App ideas need a patent

Current start-up dates

If you want to start a company with your own app idea, don't just put your heart and soul into the project. You also run an economic risk. Therefore, many founders ask themselves what legal claims and options they have to legally protect their idea or project. And that is - to anticipate it - a controversy that has been hotly debated for years, especially in IT projects. For this reason, we would like to give an overview together with André Stämmler, an IT / media lawyer and lecturer at the Ernst Abbe University of Jena.


Apps are creative achievements

Computer programs - and thus also apps - are the result of creative work. "For this reason, they are primarily protected by copyright law in Germany and are regulated there in §§ 2 and 69a-g of the UrhG," said lawyer Stämmler. “However, this paragraph also states that the underlying ideas and principles are not protected,” adds Stämmler. You cannot legally secure an app idea itself.

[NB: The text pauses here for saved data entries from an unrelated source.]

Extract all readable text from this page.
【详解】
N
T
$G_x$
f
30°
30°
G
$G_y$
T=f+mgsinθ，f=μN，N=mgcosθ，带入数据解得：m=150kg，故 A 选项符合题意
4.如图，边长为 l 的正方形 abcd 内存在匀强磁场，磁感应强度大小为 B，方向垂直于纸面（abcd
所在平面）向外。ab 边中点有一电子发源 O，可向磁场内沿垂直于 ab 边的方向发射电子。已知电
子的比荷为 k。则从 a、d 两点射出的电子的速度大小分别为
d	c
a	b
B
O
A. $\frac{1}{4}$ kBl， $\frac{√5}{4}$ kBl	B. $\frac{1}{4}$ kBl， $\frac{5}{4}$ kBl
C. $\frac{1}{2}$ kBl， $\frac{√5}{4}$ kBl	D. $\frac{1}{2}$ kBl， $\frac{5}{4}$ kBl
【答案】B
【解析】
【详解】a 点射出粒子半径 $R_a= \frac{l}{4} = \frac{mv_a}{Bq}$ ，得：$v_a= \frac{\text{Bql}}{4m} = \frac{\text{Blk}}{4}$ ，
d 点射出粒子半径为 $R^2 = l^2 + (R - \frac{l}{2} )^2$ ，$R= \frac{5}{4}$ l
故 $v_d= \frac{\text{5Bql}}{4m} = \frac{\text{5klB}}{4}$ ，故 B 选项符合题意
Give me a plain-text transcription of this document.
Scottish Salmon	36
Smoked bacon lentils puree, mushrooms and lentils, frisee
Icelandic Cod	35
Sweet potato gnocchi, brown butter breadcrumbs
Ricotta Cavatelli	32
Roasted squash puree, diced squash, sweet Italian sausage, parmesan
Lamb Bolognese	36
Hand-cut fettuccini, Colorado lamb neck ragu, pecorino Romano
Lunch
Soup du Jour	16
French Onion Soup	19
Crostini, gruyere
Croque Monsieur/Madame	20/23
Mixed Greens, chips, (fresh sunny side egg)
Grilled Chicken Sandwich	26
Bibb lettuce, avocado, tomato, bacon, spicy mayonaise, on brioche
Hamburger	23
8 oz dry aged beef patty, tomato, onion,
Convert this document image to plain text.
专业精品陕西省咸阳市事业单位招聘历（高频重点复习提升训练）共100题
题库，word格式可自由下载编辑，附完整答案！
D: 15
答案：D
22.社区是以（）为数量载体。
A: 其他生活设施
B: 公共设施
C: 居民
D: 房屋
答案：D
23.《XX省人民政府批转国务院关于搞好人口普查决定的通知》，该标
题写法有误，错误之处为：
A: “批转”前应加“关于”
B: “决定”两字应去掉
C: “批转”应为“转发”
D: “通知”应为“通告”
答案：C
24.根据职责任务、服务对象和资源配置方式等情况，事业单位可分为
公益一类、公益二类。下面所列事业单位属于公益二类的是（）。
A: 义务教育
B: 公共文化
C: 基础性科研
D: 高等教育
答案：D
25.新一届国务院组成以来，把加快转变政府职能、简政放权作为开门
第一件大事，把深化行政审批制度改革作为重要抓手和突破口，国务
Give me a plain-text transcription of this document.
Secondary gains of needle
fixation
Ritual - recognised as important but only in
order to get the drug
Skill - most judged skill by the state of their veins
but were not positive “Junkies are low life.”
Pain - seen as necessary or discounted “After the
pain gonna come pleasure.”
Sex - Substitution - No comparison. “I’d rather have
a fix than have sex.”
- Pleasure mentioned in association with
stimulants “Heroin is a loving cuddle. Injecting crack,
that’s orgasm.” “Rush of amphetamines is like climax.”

The legal subject of protection relates purely to the program code of an application. It is seen as a linguistic work of language. No formal requirements are necessary for this protection. It is created automatically in Germany when it is created. To the layman, that sounds like uncomplicated protection at first. But if you look closer, it's a little more complicated. Imitation is difficult to avoid with copyright law, since different source codes can be used as the basis for the execution of a functionality.

 

Apps and patent law

At this point, the patent law ties in, which assesses the functionality that is carried out by the source code. But here the opinions differ. Because actually it says in the German Patent Act (PatG) that programs for data processing systems in particular are not regarded as inventions for which patents are applicable. “However, this only applies if protection is required for the software as such - and not for a process or a procedure that is carried out by the program,” explains Stämmler. In addition to the German Patent Act, there is also the European Patent Convention, which contains a similar clause. In addition, there are agreements (Strasbourg Agreement, TRIPS Agreement) in which the software is not listed as an exception. This reflects the two camps that face each other in this discussion.

It is interesting that the patent laws in the USA - which also belong to the TRIPS agreement - are more liberal and have lower requirements, which means that patent applications for software products are not excluded from the outset. Especially the advocates of the open source software culture, however, see the patenting of software critically, since the publicly accessible source codes offer a target for patent holders. Other voices affirm that a large part of the software consists of components that already exist and that patent protection therefore makes little sense.

"The fact is, however, that it is actually not possible to register software as a patent in Germany," summarizes IT attorney Stämmler again. "However, such cases must always be viewed in a differentiated and individualized manner," he adds. "Above all, we have to follow the rulings of the BGH, which indicate a direction that is currently more in the direction of patent protection."

 

Protective measures for your app idea

However, there is an armada of lawyers and time behind these proceedings. Time that you don't have as a founder (in terms of fear of imitators). You are therefore wondering what options you still have to protect your app idea. Think about the app name or the app design. "The more individual the name, the easier it is to have it registered with the DPMA (German Patent and Trademark Office)," confirms André Stämmler. “The prerequisite for trademark protection of a name is that it is distinctive from other brands. The name 'football app' would have little or no chance of being registered, ”he continues. You can also have characters or logos protected in a certain context as word, figurative or word / figurative marks.

In addition, there is the Design Act, which grants legal protection to designs that the Copyright Act does not grant. This is particularly interesting for app projects, as design concepts for websites and apps can also be protected with the aid of the design law. Both trademark law and the design law enable you to secure app components that are very important from a competitive point of view.

All entrepreneurs who have already managed an IT or app project know what it takes. It is accordingly unlikely that someone will anticipate you with your idea. In addition, a good idea is by no means a guarantee of success. Above all, it depends on the implementation. If there is nevertheless a competitor on the market, then you see it sportily: competition stimulates the market. Incidentally, for the implementation of an app project, it is advantageous that ready-made solutions for certain functionalities already exist. This reduces development time and thus also costs.